Publicada na edição de domingo (25/11), a 15 dias da posse da sucessora do marido, Néstor Kirchner, a entrevista teve aqui escassa repercussão – apenas a Folha de S.Paulo comentou alguns trechos no dia seguinte (26/11, p.A-14) [ver ‘Cristina quer que Argentina siga próxima à Venezuela‘, para assinantes da Folha e/ou UOL].


Sem perdão


O ataque à mídia (los medios) não é concentrado, mas está presente em diversos momentos, tanto que a entrevistada, muito charmosa, pede desculpas aos repórteres (‘desculpem se estou monotemática…’). A tônica é a mesma: a imprensa não reflete a realidade, seja ao mostrar o novo Senado (de onde ela saiu para candidatar-se), seja ao enfatizar indevidamente o aumento da violência e da inflação.


Segundo ela, a imprensa inventa e depois exige que se desminta o que inventou. Neste aspecto Cristina Kirchner pode ter razão, mas o vício não é argentino, decorre do compromisso dos jornalistas para representar a sociedade nas reclamações e cobranças. Reclamar contra estas cobranças é ignorar os fundamentos do Estado democrático.

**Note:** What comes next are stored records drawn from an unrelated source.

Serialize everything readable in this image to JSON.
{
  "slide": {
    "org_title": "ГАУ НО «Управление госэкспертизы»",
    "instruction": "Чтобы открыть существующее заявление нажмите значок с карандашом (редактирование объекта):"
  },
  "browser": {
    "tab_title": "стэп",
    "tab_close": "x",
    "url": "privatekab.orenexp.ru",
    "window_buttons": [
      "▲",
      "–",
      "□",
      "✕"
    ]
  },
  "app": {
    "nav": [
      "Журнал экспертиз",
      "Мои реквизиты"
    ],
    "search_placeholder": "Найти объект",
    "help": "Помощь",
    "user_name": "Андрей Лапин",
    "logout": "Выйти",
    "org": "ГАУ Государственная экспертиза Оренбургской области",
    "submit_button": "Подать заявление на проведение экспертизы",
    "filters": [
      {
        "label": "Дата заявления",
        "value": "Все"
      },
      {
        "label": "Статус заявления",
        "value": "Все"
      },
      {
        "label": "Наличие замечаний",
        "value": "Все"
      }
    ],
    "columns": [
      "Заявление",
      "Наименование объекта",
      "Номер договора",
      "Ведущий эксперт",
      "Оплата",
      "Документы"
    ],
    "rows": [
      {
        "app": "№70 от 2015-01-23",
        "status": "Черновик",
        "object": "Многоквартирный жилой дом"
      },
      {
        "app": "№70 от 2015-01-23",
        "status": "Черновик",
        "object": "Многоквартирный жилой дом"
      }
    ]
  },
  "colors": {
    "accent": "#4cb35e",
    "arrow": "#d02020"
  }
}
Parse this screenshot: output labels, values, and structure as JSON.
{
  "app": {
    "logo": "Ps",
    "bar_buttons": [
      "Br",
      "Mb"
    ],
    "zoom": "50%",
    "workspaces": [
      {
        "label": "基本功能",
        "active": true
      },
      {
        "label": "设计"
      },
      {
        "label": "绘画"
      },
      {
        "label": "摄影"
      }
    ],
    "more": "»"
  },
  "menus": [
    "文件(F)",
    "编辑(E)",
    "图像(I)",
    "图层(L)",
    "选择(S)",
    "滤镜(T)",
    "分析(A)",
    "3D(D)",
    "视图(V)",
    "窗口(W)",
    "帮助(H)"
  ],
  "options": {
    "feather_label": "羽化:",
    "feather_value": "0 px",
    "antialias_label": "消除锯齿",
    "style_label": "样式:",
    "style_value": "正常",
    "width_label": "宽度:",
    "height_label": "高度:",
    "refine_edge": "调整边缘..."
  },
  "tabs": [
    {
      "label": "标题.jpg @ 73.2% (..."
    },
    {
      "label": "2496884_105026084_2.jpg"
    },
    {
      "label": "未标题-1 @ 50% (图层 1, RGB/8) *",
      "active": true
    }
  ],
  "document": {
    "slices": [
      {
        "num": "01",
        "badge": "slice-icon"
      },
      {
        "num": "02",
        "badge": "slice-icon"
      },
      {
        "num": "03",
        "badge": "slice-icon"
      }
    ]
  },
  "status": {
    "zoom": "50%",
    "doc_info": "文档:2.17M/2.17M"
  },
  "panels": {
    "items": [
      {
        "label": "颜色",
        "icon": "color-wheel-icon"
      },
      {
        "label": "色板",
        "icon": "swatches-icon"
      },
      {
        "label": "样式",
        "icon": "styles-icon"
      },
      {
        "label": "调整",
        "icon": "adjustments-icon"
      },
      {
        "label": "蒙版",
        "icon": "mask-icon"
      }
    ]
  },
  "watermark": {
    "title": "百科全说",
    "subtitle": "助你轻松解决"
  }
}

Os repórteres (Ernesto Tiffenberg, Mário Wainfeld e Fernando Cibeira) não se deixaram intimidar, perguntaram tudo o que deveriam perguntar sobre Lula, Chávez, o rei Juan Carlos etc. Não a contestaram. Ainda não é conhecida a reação dos grandes jornalões (La Nación e Clarín) à nova provocação dos Kirchner – que, aliás, jamais se esconderam seu desapreço pela imprensa.


Em janeiro de 2007, o antecessor de Cristina caiu em cima dos jornais que previam um resultado desfavorável à Argentina na corte internacional de Haia (onde se julgava a disputa com o Uruguai por causa da instalação da grande fábrica de celulose na região fronteiriça). A Argentina ganhou na primeira instância e o presidente não perdoou uma imprensa que apenas cumpria com o dever de exigir do governo uma ação diplomática mais afirmativa.


Dois inimigos


A birra contra a grande imprensa não foi inventada pelos Kirchner, o regime militar também abominava o jornalismo independente, mas parece ter origem na primeira fase do peronismo (1943-1945). Num museu-restaurante chamado ‘El General’, dedicado à figura de Juan Domingo Perón (e onde come-se muito bem), há inúmeros pôsteres do período. Num deles, espécie de infográfico sobre os fundamentos ideológicos do peronismo, aparecem os dois inimigos da Argentina – o imperialismo econômico (Inglaterra e EUA) e o imperialismo político (a União Soviética e o comunismo). O agente destes imperialismos: ‘La prensa venal’.


Na mesma edição do Página 12, um caderno especial em fascículos sobre ‘O peronismo, filosofia política de uma obstinação argentina’.